The new feature EJ0L card can have up to 48 SSDs or up to 96 disk drives attached to it, which is twice as many SSDs and a third more disks than the earlier PCI-Express 2,0 SAS adapters. And it also sports a faster controller brain, too. The card has about twice the performance of the prior feature cards, and even plugging into a PCI-Express 1.0 slot in a Power 795 machine’s I/O expansion drawers, it can handle 750,000 read I/O operations per second using RAID 0 data striping across the flash drives attached to it. (That is for a pair of adapters, not a single one.) If you slide a pair of these feature EJ0L SAS controllers into PCI-Express 2.0 slots in the expansion drawers, you can drive 800,000 read IOPS across a RAID 5 setup. This feature EJ0L card costs $9,169. This is actually less than the feature ESA3 card with only 1.8 GB of cache, which cost $9,431.

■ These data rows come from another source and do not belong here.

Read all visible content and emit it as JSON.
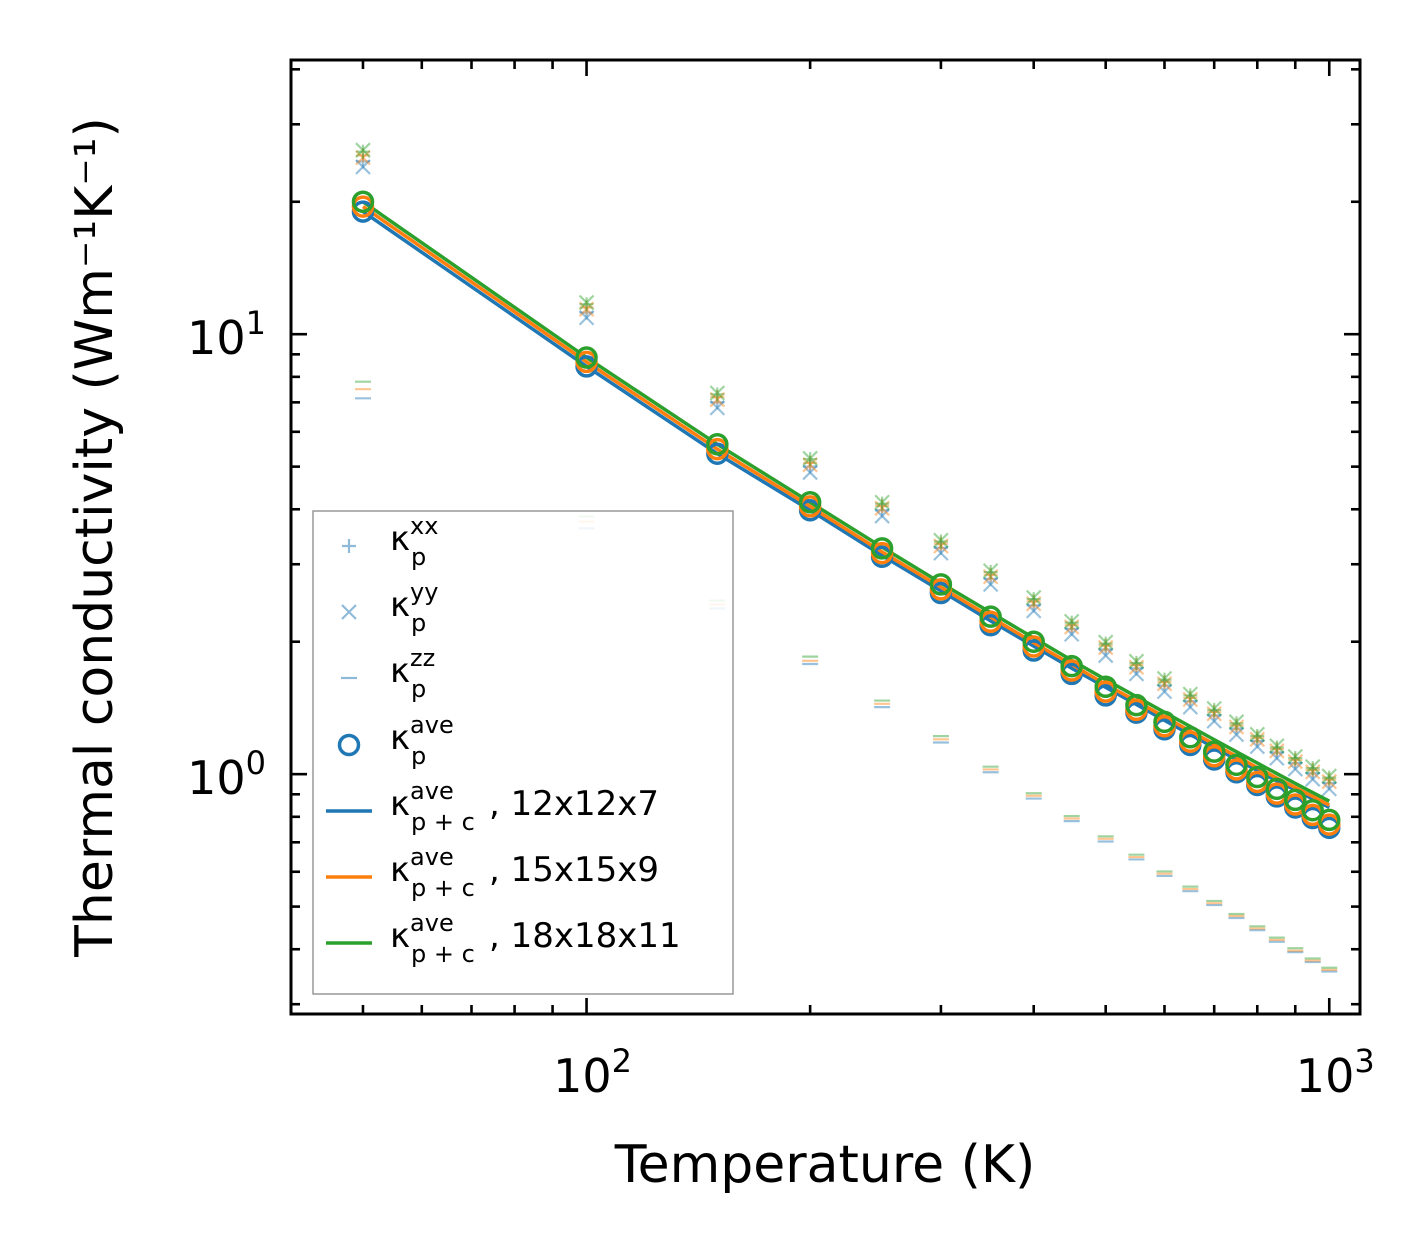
{
  "chart_data": {
    "type": "scatter",
    "title": "",
    "xlabel": "Temperature (K)",
    "ylabel": "Thermal conductivity (Wm⁻¹K⁻¹)",
    "xscale": "log",
    "yscale": "log",
    "xlim": [
      40,
      1100
    ],
    "ylim": [
      0.285,
      42
    ],
    "x_ticks": [
      {
        "base": "10",
        "exp": "2",
        "value": 100
      },
      {
        "base": "10",
        "exp": "3",
        "value": 1000
      }
    ],
    "y_ticks": [
      {
        "base": "10",
        "exp": "0",
        "value": 1
      },
      {
        "base": "10",
        "exp": "1",
        "value": 10
      }
    ],
    "temperatures": [
      50,
      100,
      150,
      200,
      250,
      300,
      350,
      400,
      450,
      500,
      550,
      600,
      650,
      700,
      750,
      800,
      850,
      900,
      950,
      1000
    ],
    "colors": {
      "blue": "#1f77b4",
      "orange": "#ff7f0e",
      "green": "#2ca02c"
    },
    "series": [
      {
        "name": "12x12x7",
        "color": "#1f77b4",
        "kxx": [
          24.7,
          11.2,
          7.0,
          5.0,
          3.98,
          3.27,
          2.78,
          2.42,
          2.14,
          1.92,
          1.74,
          1.59,
          1.465,
          1.36,
          1.27,
          1.19,
          1.12,
          1.06,
          1.005,
          0.955
        ],
        "kyy": [
          24.0,
          10.9,
          6.8,
          4.85,
          3.86,
          3.18,
          2.7,
          2.35,
          2.08,
          1.86,
          1.69,
          1.54,
          1.42,
          1.32,
          1.23,
          1.155,
          1.087,
          1.027,
          0.974,
          0.926
        ],
        "kzz": [
          7.15,
          3.62,
          2.38,
          1.78,
          1.42,
          1.18,
          1.01,
          0.88,
          0.782,
          0.703,
          0.64,
          0.587,
          0.542,
          0.504,
          0.471,
          0.442,
          0.416,
          0.394,
          0.374,
          0.356
        ],
        "kave": [
          19.0,
          8.45,
          5.35,
          3.98,
          3.12,
          2.58,
          2.18,
          1.91,
          1.69,
          1.51,
          1.38,
          1.265,
          1.165,
          1.08,
          1.01,
          0.945,
          0.89,
          0.84,
          0.795,
          0.755
        ],
        "kpc": [
          19.0,
          8.45,
          5.35,
          3.98,
          3.14,
          2.61,
          2.23,
          1.955,
          1.74,
          1.575,
          1.44,
          1.325,
          1.23,
          1.15,
          1.08,
          1.02,
          0.965,
          0.92,
          0.878,
          0.84
        ],
        "legend": {
          "base": "κ",
          "sup": "ave",
          "sub": "p + c",
          "label": ", 12x12x7"
        }
      },
      {
        "name": "15x15x9",
        "color": "#ff7f0e",
        "kxx": [
          25.5,
          11.5,
          7.2,
          5.1,
          4.07,
          3.34,
          2.84,
          2.47,
          2.18,
          1.96,
          1.77,
          1.62,
          1.49,
          1.385,
          1.29,
          1.21,
          1.14,
          1.078,
          1.022,
          0.972
        ],
        "kyy": [
          25.2,
          11.4,
          7.1,
          5.05,
          4.02,
          3.3,
          2.81,
          2.44,
          2.16,
          1.94,
          1.75,
          1.605,
          1.478,
          1.372,
          1.28,
          1.2,
          1.13,
          1.068,
          1.012,
          0.962
        ],
        "kzz": [
          7.5,
          3.75,
          2.43,
          1.81,
          1.445,
          1.2,
          1.025,
          0.893,
          0.793,
          0.713,
          0.648,
          0.594,
          0.548,
          0.509,
          0.476,
          0.446,
          0.42,
          0.397,
          0.377,
          0.359
        ],
        "kave": [
          19.5,
          8.65,
          5.48,
          4.06,
          3.18,
          2.63,
          2.22,
          1.95,
          1.72,
          1.54,
          1.4,
          1.285,
          1.185,
          1.098,
          1.025,
          0.96,
          0.903,
          0.853,
          0.808,
          0.768
        ],
        "kpc": [
          19.5,
          8.65,
          5.48,
          4.06,
          3.2,
          2.66,
          2.275,
          1.99,
          1.775,
          1.6,
          1.465,
          1.35,
          1.253,
          1.17,
          1.098,
          1.035,
          0.98,
          0.932,
          0.89,
          0.85
        ],
        "legend": {
          "base": "κ",
          "sup": "ave",
          "sub": "p + c",
          "label": ", 15x15x9"
        }
      },
      {
        "name": "18x18x11",
        "color": "#2ca02c",
        "kxx": [
          26.0,
          11.7,
          7.3,
          5.2,
          4.12,
          3.38,
          2.88,
          2.5,
          2.21,
          1.98,
          1.79,
          1.64,
          1.51,
          1.4,
          1.305,
          1.222,
          1.15,
          1.088,
          1.032,
          0.982
        ],
        "kyy": [
          26.2,
          11.8,
          7.35,
          5.22,
          4.15,
          3.4,
          2.9,
          2.52,
          2.225,
          1.995,
          1.805,
          1.65,
          1.52,
          1.41,
          1.315,
          1.232,
          1.16,
          1.097,
          1.04,
          0.99
        ],
        "kzz": [
          7.8,
          3.85,
          2.48,
          1.85,
          1.47,
          1.22,
          1.04,
          0.905,
          0.803,
          0.722,
          0.656,
          0.601,
          0.555,
          0.515,
          0.481,
          0.451,
          0.425,
          0.402,
          0.381,
          0.363
        ],
        "kave": [
          20.0,
          8.85,
          5.62,
          4.15,
          3.26,
          2.7,
          2.28,
          2.0,
          1.76,
          1.58,
          1.435,
          1.315,
          1.213,
          1.125,
          1.05,
          0.985,
          0.926,
          0.874,
          0.828,
          0.787
        ],
        "kpc": [
          20.0,
          8.85,
          5.62,
          4.15,
          3.28,
          2.72,
          2.33,
          2.04,
          1.815,
          1.64,
          1.5,
          1.382,
          1.283,
          1.198,
          1.124,
          1.06,
          1.003,
          0.953,
          0.908,
          0.868
        ],
        "legend": {
          "base": "κ",
          "sup": "ave",
          "sub": "p + c",
          "label": ", 18x18x11"
        }
      }
    ],
    "marker_legend": [
      {
        "marker": "plus",
        "base": "κ",
        "sup": "xx",
        "sub": "p"
      },
      {
        "marker": "x",
        "base": "κ",
        "sup": "yy",
        "sub": "p"
      },
      {
        "marker": "dash",
        "base": "κ",
        "sup": "zz",
        "sub": "p"
      },
      {
        "marker": "circle",
        "base": "κ",
        "sup": "ave",
        "sub": "p"
      }
    ],
    "legend_position": "lower-left"
  }
}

The feature EJ0J card is essentially the same SAS controller, but it has had its memory lobotomized. Without write cache, performance will be affected some but then again flash is so fast in some cases write cache on the controller is not necessary. Hence, the feature EJ0J option, which only costs $2,332. Significantly, because it does not have write cache, the feature EJ0J card can be installed in singles, not doubled up as is required for all SAS adapters with write cache. You can, of course, double up the write cache-less SAS adapter and push more I/O into the Power 795.
The third new SAS card is feature EJ0X, and it is a four-port adapter that lets LTO-5 and LTO-6 tape drives hang off Power 795 systems. It is also a PCI-Express 3.0 card and it sports 6 Gb/sec links between the tape and the controller, which is twice the 3 Gb/sec speed of the prior generation PCI-Express tape controller card (feature 5901). It costs $2,332.
All three SAS controllers can support IBM i 6.1 or 7.1, AIX 6.1 or 7.1, or the Virtual I/O Server from IBM as well as Red Hat Enterprise Linux 6.4 or higher or SUSE Linux Enterprise Server 11 SP3 or higher.